Woke culture, has meant that more and more celebrities have spoken up about their struggles – from Stormzy and BBK member Jammer, to Zayn Malik and Little Mix star Jade Thirwall. And it’s become less and less acceptable to publicly make fun of them for doing so.

As O’Connor articulated so beautifully herself at the time of Cyrus’ tweets: “You have posted today tweets of mine which are two years old, which were posted by me when I was unwell and seeking help so as to make them look like they are recent. In doing so you mock myself and Amanda Bynes for having suffered with mental health issues and for having sought help.” She was right for captioning her most recent video #OneofMillions: it’s estimatedthat 1 in 4 people in the UK will experience a mental health problem each year.
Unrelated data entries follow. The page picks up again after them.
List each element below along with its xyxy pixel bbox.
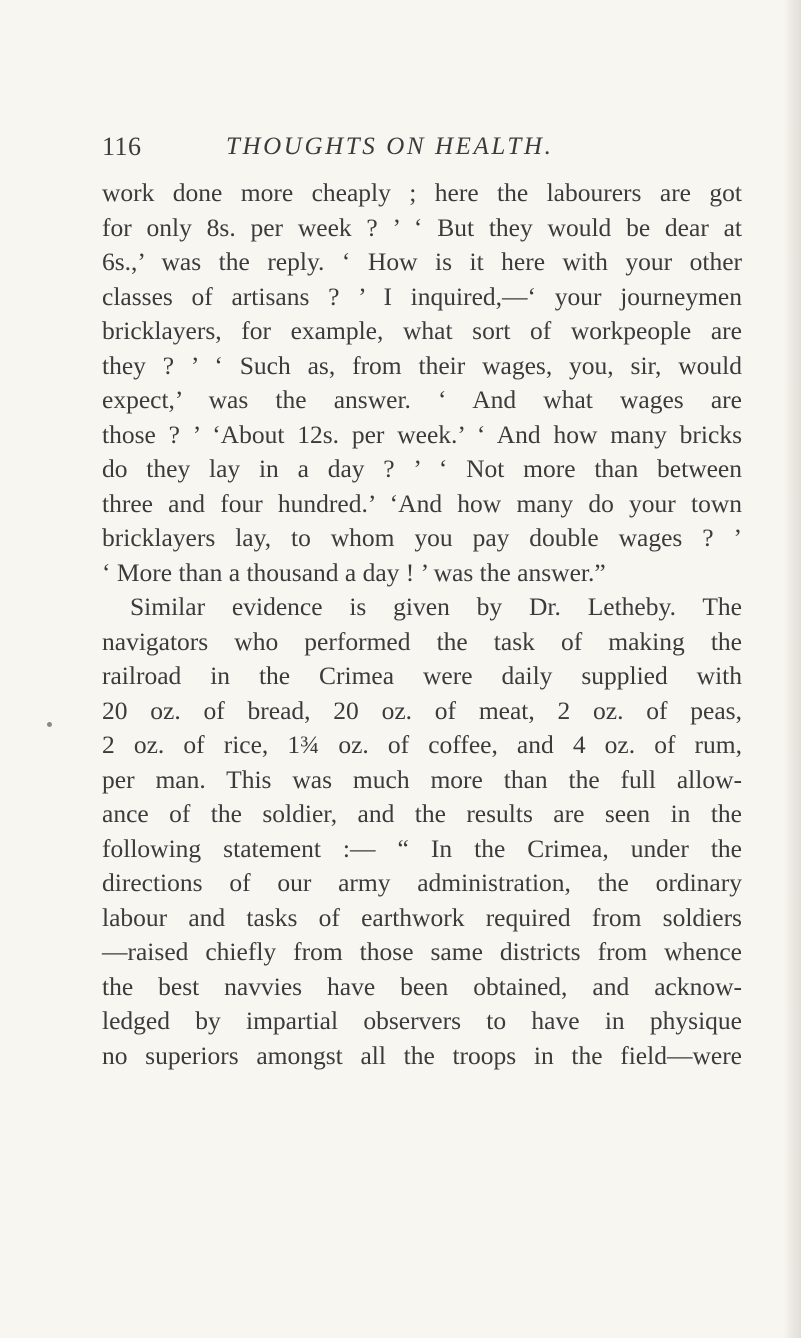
text-line: they ? ’ ‘ Such as, from their wages, you, sir, would [102, 350, 742, 380]
text-line: directions of our army administration, the ordinary [102, 868, 742, 897]
text-line: bricklayers lay, to whom you pay double wages ? ’ [102, 523, 742, 552]
running-title: THOUGHTS ON HEALTH. [226, 133, 554, 160]
text-line: per man. This was much more than the full allow- [102, 764, 742, 794]
text-line: —raised chiefly from those same districts from whence [102, 937, 742, 966]
text-line: following statement :— “ In the Crimea, under the [102, 833, 742, 863]
text-line: 20 oz. of bread, 20 oz. of meat, 2 oz. of peas, [102, 695, 742, 725]
text-line: do they lay in a day ? ’ ‘ Not more than between [102, 454, 742, 483]
text-line: 2 oz. of rice, 1¾ oz. of coffee, and 4 oz. of rum, [102, 730, 742, 759]
paragraph-start-line: Similar evidence is given by Dr. Letheby. The [130, 592, 742, 621]
text-line: those ? ’ ‘About 12s. per week.’ ‘ And how many bricks [102, 419, 742, 449]
text-line: bricklayers, for example, what sort of workpeople are [102, 316, 742, 345]
text-line: navigators who performed the task of making the [102, 626, 742, 656]
margin-dot [47, 722, 52, 727]
page-number: 116 [102, 132, 142, 161]
text-line: ance of the soldier, and the results are seen in the [102, 799, 742, 828]
text-line: for only 8s. per week ? ’ ‘ But they would be dear at [102, 212, 742, 242]
body-text [102, 176, 742, 1073]
text-line: work done more cheaply ; here the labourers are got [102, 178, 742, 207]
text-line: 6s.,’ was the reply. ‘ How is it here with your other [102, 247, 742, 276]
running-head [102, 130, 742, 164]
text-line: expect,’ was the answer. ‘ And what wages are [102, 385, 742, 414]
text-line: the best navvies have been obtained, and acknow- [102, 971, 742, 1001]
text-line: railroad in the Crimea were daily supplied with [102, 661, 742, 690]
text-line: ‘ More than a thousand a day ! ’ was the answer.” [102, 557, 606, 587]
text-line: labour and tasks of earthwork required from soldiers [102, 902, 742, 932]
text-line: ledged by impartial observers to have in physique [102, 1006, 742, 1035]
text-line: no superiors amongst all the troops in the field—were [102, 1040, 742, 1070]
page-edge-shadow [783, 0, 801, 1338]
text-line: classes of artisans ? ’ I inquired,—‘ your journeymen [102, 281, 742, 311]
text-line: three and four hundred.’ ‘And how many do your town [102, 488, 742, 518]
But of course the other thing that’s interesting about this tweet resurfacing is that it coincides with Cyrus’ wholesome image coming back to the fore. The whole reason why Cyrus and O’Connor first started feuding was after it was claimed that Cyrus’ “Wrecking Ball” video closely resembled O’Connor’s Prince-penned 90s anthem, “Nothing Compares 2U”. O’Connor then wrote Cyrus an (admittedly patronising) open letter about her new aesthetic, telling her that “you will obscure your talent by allowing yourself to be pimped, whether (sic) its the music business or yourself doing the pimping”.
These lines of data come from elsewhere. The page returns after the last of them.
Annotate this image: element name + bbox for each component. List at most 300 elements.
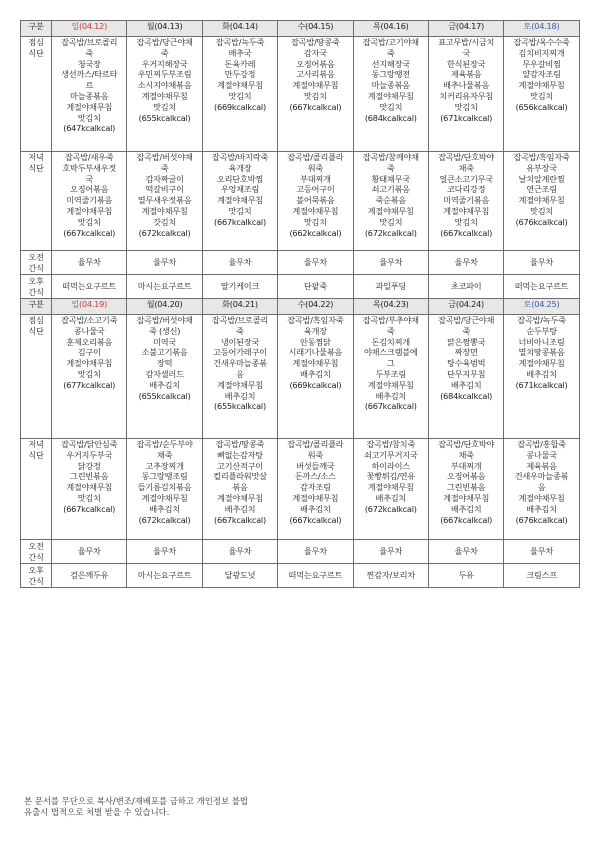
menu-item: 워죽	[307, 449, 324, 460]
menu-item: 돈김치찌개	[371, 336, 410, 347]
menu-item: 잡곡밥/당근야채	[438, 315, 495, 325]
lunch-cell	[202, 315, 277, 439]
menu-item: 감자샐러드	[145, 368, 184, 379]
dinner-cell	[127, 152, 202, 251]
menu-item: 황태채무국	[371, 173, 410, 184]
row-label-line: 오전	[28, 251, 44, 262]
afternoon-snack-label	[21, 564, 52, 588]
snack-item: 떠먹는요구르트	[514, 281, 569, 292]
menu-item: 감자조림	[300, 482, 331, 493]
menu-item: 맛김치	[303, 90, 327, 101]
lunch-cell	[353, 37, 428, 152]
menu-item: 두부조림	[375, 368, 407, 379]
menu-item: 오징어볶음	[70, 184, 109, 195]
afternoon-snack-cell	[278, 564, 353, 588]
menu-item: 음	[537, 482, 546, 493]
row-label-line: 간식	[28, 286, 44, 297]
menu-item: 순두부탕	[526, 325, 557, 336]
menu-item: 계절야채무침	[66, 101, 113, 112]
lunch-cell	[428, 315, 503, 439]
menu-item: 얄감자조림	[522, 69, 561, 80]
menu-item: (672kcalkcal)	[364, 503, 417, 514]
menu-item: 훈제오리볶음	[66, 336, 113, 347]
afternoon-snack-cell	[504, 275, 579, 299]
menu-item: 잡곡밥/흑임자죽	[513, 152, 570, 162]
menu-item: 맛김치	[530, 90, 554, 101]
menu-item: 맛김치	[454, 101, 478, 112]
menu-item: 맛김치	[77, 492, 101, 503]
menu-item: 잡곡밥/닭안심죽	[61, 439, 118, 449]
morning-snack-cell	[353, 251, 428, 275]
menu-item: 잡곡밥/흑임자죽	[287, 315, 344, 325]
menu-item: 계절야채무침	[66, 482, 113, 493]
menu-item: 잡곡밥/땅콩죽	[215, 439, 265, 449]
menu-item: (672kcalkcal)	[364, 227, 417, 238]
menu-item: (677kcalkcal)	[63, 379, 116, 390]
menu-item: 잡곡밥/당근야채	[136, 37, 193, 47]
menu-item: 계절야채무침	[443, 492, 490, 503]
footer-line: 유출시 법적으로 처벌 받을 수 있습니다.	[24, 806, 170, 817]
menu-item: 볶음	[232, 482, 248, 493]
menu-item: 배추김치	[149, 379, 180, 390]
menu-item: 짜장면	[454, 347, 478, 358]
menu-item: 죽	[85, 47, 94, 58]
menu-item: (656kcalkcal)	[515, 101, 568, 112]
dinner-cell	[428, 152, 503, 251]
menu-item: 쇠고기무거지국	[363, 449, 418, 460]
lunch-cell	[127, 315, 202, 439]
menu-item: 우거지해장국	[141, 58, 188, 69]
menu-item: 고등어구이	[296, 184, 335, 195]
menu-item: (676kcalkcal)	[515, 216, 568, 227]
dinner-cell	[52, 152, 127, 251]
row-label-line: 점심	[28, 37, 44, 47]
menu-item: 탕수육범벅	[447, 358, 486, 369]
row-label-line: 간식	[28, 551, 44, 562]
snack-item: 찐감자/보리차	[366, 570, 415, 581]
row-label-line: 식단	[28, 162, 44, 173]
menu-item: 맛김치	[303, 216, 327, 227]
snack-item: 율무차	[379, 546, 403, 557]
lunch-cell	[52, 37, 127, 152]
menu-item: 배추김치	[526, 368, 557, 379]
afternoon-snack-row	[21, 564, 580, 588]
snack-item: 율무차	[530, 546, 554, 557]
menu-item: 버섯들깨국	[296, 460, 335, 471]
menu-item: 돈육카레	[224, 58, 256, 69]
dinner-cell	[428, 439, 503, 540]
menu-item: 선지해장국	[371, 58, 410, 69]
menu-item: (684kcalkcal)	[364, 112, 417, 123]
menu-item: 잡곡밥/소고기죽	[61, 315, 118, 325]
lunch-label	[21, 37, 52, 152]
weekly-menu-table	[20, 20, 580, 588]
dinner-cell	[278, 152, 353, 251]
dinner-cell	[202, 439, 277, 540]
snack-item: 떠먹는요구르트	[62, 281, 116, 292]
menu-item: 죽	[236, 325, 244, 336]
menu-item: (667kcalkcal)	[440, 514, 493, 525]
row-label-line: 식단	[28, 47, 44, 58]
menu-item: 죽	[462, 325, 470, 336]
menu-item: 그린빈볶음	[70, 471, 109, 482]
snack-item: 율무차	[77, 257, 101, 268]
menu-item: 건새우마늘종볶	[514, 471, 569, 482]
menu-item: 떡갈비구이	[145, 184, 184, 195]
snack-item: 율무차	[530, 257, 554, 268]
menu-item: (667kcalkcal)	[63, 503, 116, 514]
menu-item: 채죽	[458, 449, 474, 460]
menu-item: 계절야채무침	[443, 205, 490, 216]
morning-snack-cell	[428, 540, 503, 564]
menu-item: 잡곡밥/버섯야채	[136, 315, 193, 325]
dinner-cell	[504, 152, 579, 251]
menu-item: 들기름김치볶음	[137, 482, 192, 493]
morning-snack-label	[21, 251, 52, 275]
menu-item: 배추김치	[224, 390, 256, 401]
menu-item: 부대찌개	[450, 460, 482, 471]
day-header: 수(04.15)	[278, 21, 353, 37]
menu-item: 맛김치	[228, 90, 252, 101]
menu-item: 육개장	[228, 162, 252, 173]
snack-item: 초코파이	[450, 281, 482, 292]
dinner-cell	[504, 439, 579, 540]
menu-item: 제육볶음	[526, 460, 557, 471]
menu-item: 국	[85, 173, 94, 184]
menu-item: 계절야채무침	[367, 90, 414, 101]
lunch-cell	[504, 37, 579, 152]
footer-notice	[24, 796, 248, 817]
lunch-label	[21, 315, 52, 439]
morning-snack-cell	[353, 540, 428, 564]
menu-item: 소불고기볶음	[141, 347, 188, 358]
menu-item: (647kcalkcal)	[63, 123, 116, 134]
row-label-line: 식단	[28, 449, 44, 460]
menu-table-body	[21, 21, 580, 588]
menu-item: (667kcalkcal)	[289, 514, 342, 525]
menu-item: 계절야채무침	[367, 482, 414, 493]
menu-item: (667kcalkcal)	[214, 514, 266, 525]
afternoon-snack-cell	[353, 564, 428, 588]
menu-item: 죽	[160, 162, 169, 173]
menu-item: 그	[386, 358, 395, 369]
day-header: 월(04.20)	[127, 299, 202, 315]
header-label: 구분	[21, 21, 52, 37]
menu-item: 계절야채무침	[518, 195, 565, 206]
row-label-line: 오후	[28, 564, 44, 575]
morning-snack-row	[21, 540, 580, 564]
morning-snack-cell	[52, 251, 127, 275]
afternoon-snack-cell	[52, 564, 127, 588]
lunch-cell	[202, 37, 277, 152]
menu-item: (684kcalkcal)	[440, 390, 493, 401]
menu-item: 코다리강정	[447, 184, 486, 195]
snack-item: 율무차	[303, 257, 327, 268]
snack-item: 마시는요구르트	[137, 281, 192, 292]
menu-item: 잡곡밥/단호박야	[438, 439, 495, 449]
menu-item: 잡곡밥/바지락죽	[211, 152, 269, 162]
menu-item: 맛김치	[379, 101, 403, 112]
menu-item: 잡곡밥/녹두죽	[517, 315, 566, 325]
menu-item: (655kcalkcal)	[214, 401, 266, 412]
menu-item: 장떡	[156, 358, 173, 369]
row-label-line: 오전	[28, 540, 44, 551]
menu-item: 고기산적구이	[216, 460, 263, 471]
menu-item: (667kcalkcal)	[289, 101, 342, 112]
menu-item: 잡곡밥/콜리플라	[287, 439, 344, 449]
menu-item: 배추김치	[149, 503, 180, 514]
menu-item: (672kcalkcal)	[138, 514, 191, 525]
snack-item: 마시는요구르트	[137, 570, 192, 581]
menu-item: 계절야채무침	[292, 205, 339, 216]
menu-item: 맛김치	[454, 216, 478, 227]
menu-item: 계절야채무침	[66, 205, 113, 216]
menu-item: 맛김치	[77, 216, 101, 227]
menu-item: 미역국	[153, 336, 177, 347]
row-label-line: 저녁	[28, 439, 44, 449]
afternoon-snack-cell	[428, 564, 503, 588]
menu-item: 계절야채무침	[216, 195, 263, 206]
menu-item: 오징어볶음	[447, 471, 486, 482]
dinner-cell	[278, 439, 353, 540]
menu-item: 김구이	[77, 347, 101, 358]
day-header: 금(04.17)	[428, 21, 503, 37]
row-label-line: 간식	[28, 262, 44, 273]
menu-item: 잡곡밥/땅콩죽	[291, 37, 340, 47]
menu-item: 계절야채무침	[367, 379, 414, 390]
dinner-cell	[353, 439, 428, 540]
menu-item: 죽	[160, 47, 169, 58]
menu-item: 르	[85, 80, 94, 91]
snack-item: 딸기케이크	[220, 281, 260, 292]
menu-item: 배추국	[228, 47, 252, 58]
snack-item: 크림스프	[526, 570, 557, 581]
menu-item: 계절야채무침	[216, 492, 263, 503]
menu-item: 한식된장국	[447, 58, 486, 69]
snack-item: 단팥죽	[303, 281, 327, 292]
snack-item: 율무차	[228, 257, 252, 268]
menu-item: 계절야채무침	[518, 358, 565, 369]
menu-item: 연근조림	[526, 184, 557, 195]
snack-item: 율무차	[228, 546, 252, 557]
snack-item: 율무차	[77, 546, 101, 557]
menu-item: 부대찌개	[300, 173, 331, 184]
morning-snack-label	[21, 540, 52, 564]
snack-item: 율무차	[454, 257, 478, 268]
menu-item: 멸치땅콩볶음	[518, 347, 565, 358]
lunch-cell	[127, 37, 202, 152]
menu-item: 뼈없는감자탕	[216, 449, 263, 460]
snack-item: 두유	[458, 570, 474, 581]
menu-item: 잡곡밥/새우죽	[64, 152, 114, 162]
row-label-line: 간식	[28, 575, 44, 586]
snack-item: 율무차	[454, 546, 478, 557]
snack-item: 율무차	[153, 546, 177, 557]
menu-item: 계절야채무침	[141, 90, 188, 101]
menu-item: 하이라이스	[371, 460, 410, 471]
menu-item: (662kcalkcal)	[289, 227, 342, 238]
menu-item: 계절야채무침	[292, 492, 339, 503]
day-header: 일(04.19)	[52, 299, 127, 315]
menu-item: 콩나물국	[526, 449, 557, 460]
dinner-row	[21, 152, 580, 251]
menu-item: 날치알계란찜	[518, 173, 565, 184]
lunch-cell	[278, 37, 353, 152]
morning-snack-row	[21, 251, 580, 275]
menu-item: 쇠고기볶음	[371, 184, 410, 195]
menu-item: 호박두부새우젓	[62, 162, 116, 173]
menu-item: 계절야채무침	[141, 492, 188, 503]
menu-item: 잡곡밥/순두부야	[136, 439, 193, 449]
menu-item: 배추나물볶음	[443, 80, 490, 91]
menu-item: 계절야채무침	[216, 379, 263, 390]
morning-snack-cell	[278, 540, 353, 564]
menu-item: (667kcalkcal)	[364, 401, 417, 412]
afternoon-snack-cell	[504, 564, 579, 588]
menu-item: (655kcalkcal)	[138, 390, 191, 401]
menu-table-wrapper	[20, 20, 579, 588]
week-header-row	[21, 21, 580, 37]
menu-item: 맛김치	[77, 368, 101, 379]
row-label-line: 저녁	[28, 152, 44, 162]
dinner-row	[21, 439, 580, 540]
dinner-cell	[353, 152, 428, 251]
menu-item: 볼어묵볶음	[296, 195, 335, 206]
morning-snack-cell	[127, 540, 202, 564]
lunch-row	[21, 315, 580, 439]
day-header: 금(04.24)	[428, 299, 503, 315]
menu-item: 맛김치	[77, 112, 101, 123]
afternoon-snack-cell	[428, 275, 503, 299]
morning-snack-cell	[52, 540, 127, 564]
menu-item: 잡곡밥/옥수수죽	[513, 37, 570, 47]
menu-item: 잡곡밥/고기야채	[362, 37, 419, 47]
day-header: 토(04.25)	[504, 299, 579, 315]
menu-item: 육개장	[303, 325, 327, 336]
menu-item: 잡곡밥/버섯야채	[136, 152, 193, 162]
menu-item: 무우갈비찜	[522, 58, 561, 69]
menu-item: 열무새우젓볶음	[137, 195, 192, 206]
day-header: 토(04.18)	[504, 21, 579, 37]
menu-item: 배추김치	[300, 503, 331, 514]
menu-item: 안동찜닭	[300, 336, 331, 347]
menu-item: 잡곡밥/부추야채	[362, 315, 419, 325]
menu-item: 잡곡밥/녹두죽	[215, 37, 265, 47]
afternoon-snack-cell	[353, 275, 428, 299]
morning-snack-cell	[428, 251, 503, 275]
footer-line: 본 문서를 무단으로 복사/변조/재배포를 금하고 개인정보 불법	[24, 796, 248, 806]
menu-item: 채죽	[458, 162, 474, 173]
menu-item: 소시지야채볶음	[137, 80, 192, 91]
menu-item: 죽	[386, 325, 395, 336]
lunch-row	[21, 37, 580, 152]
day-header: 일(04.12)	[52, 21, 127, 37]
menu-item: 계절야채무침	[141, 205, 188, 216]
menu-item: 미역줄기볶음	[443, 195, 490, 206]
dinner-cell	[52, 439, 127, 540]
lunch-cell	[52, 315, 127, 439]
header-label: 구분	[21, 299, 52, 315]
day-header: 화(04.14)	[202, 21, 277, 37]
menu-item: 단무지무침	[447, 368, 486, 379]
menu-item: 제육볶음	[450, 69, 482, 80]
menu-item: 꽃빵튀김/연유	[366, 471, 415, 482]
menu-item: (667kcalkcal)	[63, 227, 116, 238]
afternoon-snack-cell	[278, 275, 353, 299]
menu-item: 우엉채조림	[220, 184, 260, 195]
menu-item: 미역줄기볶음	[66, 195, 113, 206]
menu-item: 우민찌두부조림	[137, 69, 192, 80]
menu-item: 국	[462, 47, 470, 58]
morning-snack-cell	[278, 251, 353, 275]
menu-item: 잡곡밥/홍합죽	[517, 439, 566, 449]
menu-item: 죽	[386, 162, 395, 173]
menu-item: (671kcalkcal)	[440, 112, 493, 123]
menu-item: 죽 (생신)	[148, 325, 181, 336]
menu-item: 잡곡밥/단호박야	[438, 152, 495, 162]
menu-item: 배추김치	[300, 368, 331, 379]
menu-item: 음	[236, 368, 244, 379]
menu-item: 맑은짬뽕국	[447, 336, 486, 347]
menu-item: 계절야채무침	[66, 358, 113, 369]
menu-item: 배추김치	[375, 492, 407, 503]
menu-item: 유부장국	[526, 162, 557, 173]
menu-item: 배추김치	[224, 503, 256, 514]
menu-item: 돈까스/소스	[294, 471, 336, 482]
morning-snack-cell	[127, 251, 202, 275]
menu-item: 감자국	[303, 47, 327, 58]
menu-item: 동그랑땡전	[371, 69, 410, 80]
menu-item: 생선까스/타르타	[61, 69, 118, 80]
week-header-row	[21, 299, 580, 315]
menu-item: 채죽	[156, 449, 173, 460]
menu-item: 배추김치	[526, 503, 557, 514]
menu-item: 계절야채무침	[518, 492, 565, 503]
morning-snack-cell	[504, 540, 579, 564]
menu-item: 맛김치	[153, 101, 177, 112]
menu-item: 마늘종볶음	[371, 80, 410, 91]
day-header: 목(04.16)	[353, 21, 428, 37]
snack-item: 떠먹는요구르트	[288, 570, 343, 581]
menu-item: 배추김치	[375, 390, 407, 401]
snack-item: 율무차	[379, 257, 403, 268]
snack-item: 달광도넛	[224, 570, 256, 581]
menu-item: 얼큰소고기무국	[439, 173, 493, 184]
menu-item: 오징어볶음	[296, 58, 335, 69]
snack-item: 과일푸딩	[375, 281, 407, 292]
menu-item: 죽순볶음	[375, 195, 407, 206]
menu-item: 너비아니조림	[518, 336, 565, 347]
lunch-cell	[353, 315, 428, 439]
menu-item: 청국장	[77, 58, 101, 69]
snack-item: 검은깨두유	[70, 570, 109, 581]
menu-item: 표고무밥/시금치	[438, 37, 495, 47]
menu-item: 잡곡밥/참치죽	[366, 439, 415, 449]
menu-item: (671kcalkcal)	[515, 379, 568, 390]
menu-item: 계절야채무침	[518, 80, 565, 91]
dinner-cell	[127, 439, 202, 540]
menu-item: 갓김치	[153, 216, 177, 227]
afternoon-snack-label	[21, 275, 52, 299]
menu-item: 동그랑땡조림	[141, 471, 188, 482]
afternoon-snack-cell	[127, 564, 202, 588]
afternoon-snack-cell	[127, 275, 202, 299]
morning-snack-cell	[202, 251, 277, 275]
menu-item: 맛김치	[228, 205, 252, 216]
menu-item: 김치비지찌개	[518, 47, 565, 58]
menu-item: 계절야채무침	[292, 358, 339, 369]
menu-item: 계절야채무침	[367, 205, 414, 216]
We’ve all witnessed the recent transformation of Cyrus from twerk-obsessed “rebel” to sandy-haired beach babe; seemingly a return to her Hannah Montana days of innocence. After her forays into gender-queerness she’s now plonked Liam Hemsworth’s engagement ring back on her finger and deemed the hip-hop phase (or arguably the black, culturally-appropriative phase) of her life over. The whole thing has been so staged it’s almost comical.

“Cyrus has now taken a step back from her sexualised image; perhaps not following O’Connor’s advice, but certainly thinking about it”

Cyrus has now taken a step back from her sexualised image; perhaps not following O’Connor’s advice, but certainly thinking about it enough to articulate the reasons why she doesn’t feel comfortable with explicitly misogynistic lyrics like: “Come sit on my dick, suck on my cock,” and the associated culture.

In an interview with Billboard she said: “I can’t listen to that anymore. That’s what pushed me out of the hip-hop scene a little. It was too much “Lamborghini, got my Rolex, got a girl on my cock” — I am so not that.” It was these comments she was quite rightly forced to apologise for, as many linked them to her discarding black, hip-hop and rap culture on a white-girl whim.

In contrast, she has never been forced to apologise for her 2013 comments about O’Connor: a true marker of the surge in PC culture in the past four years.

Ultimately, the message here is that O’Connor is an amazing woman who has done electrifyingly radical things, such as singing Bob Marley’s anthem “War” on Saturday Night Live and ripping up a picture of the pope to make a statement about child abuse scandals within the Catholic Church.

There is no shame in what O’Connor has done in posting a video of the nature she did – for any of the tweets, open letters, or public admissions she’s made about her mental health. And while PC culture is often reviled, I think it should also be celebrated for opening up conversations a few years ago we would have been too afraid to have without the threat of mainstream stigmatisation. And I reckon that Miley Cyrus would agree.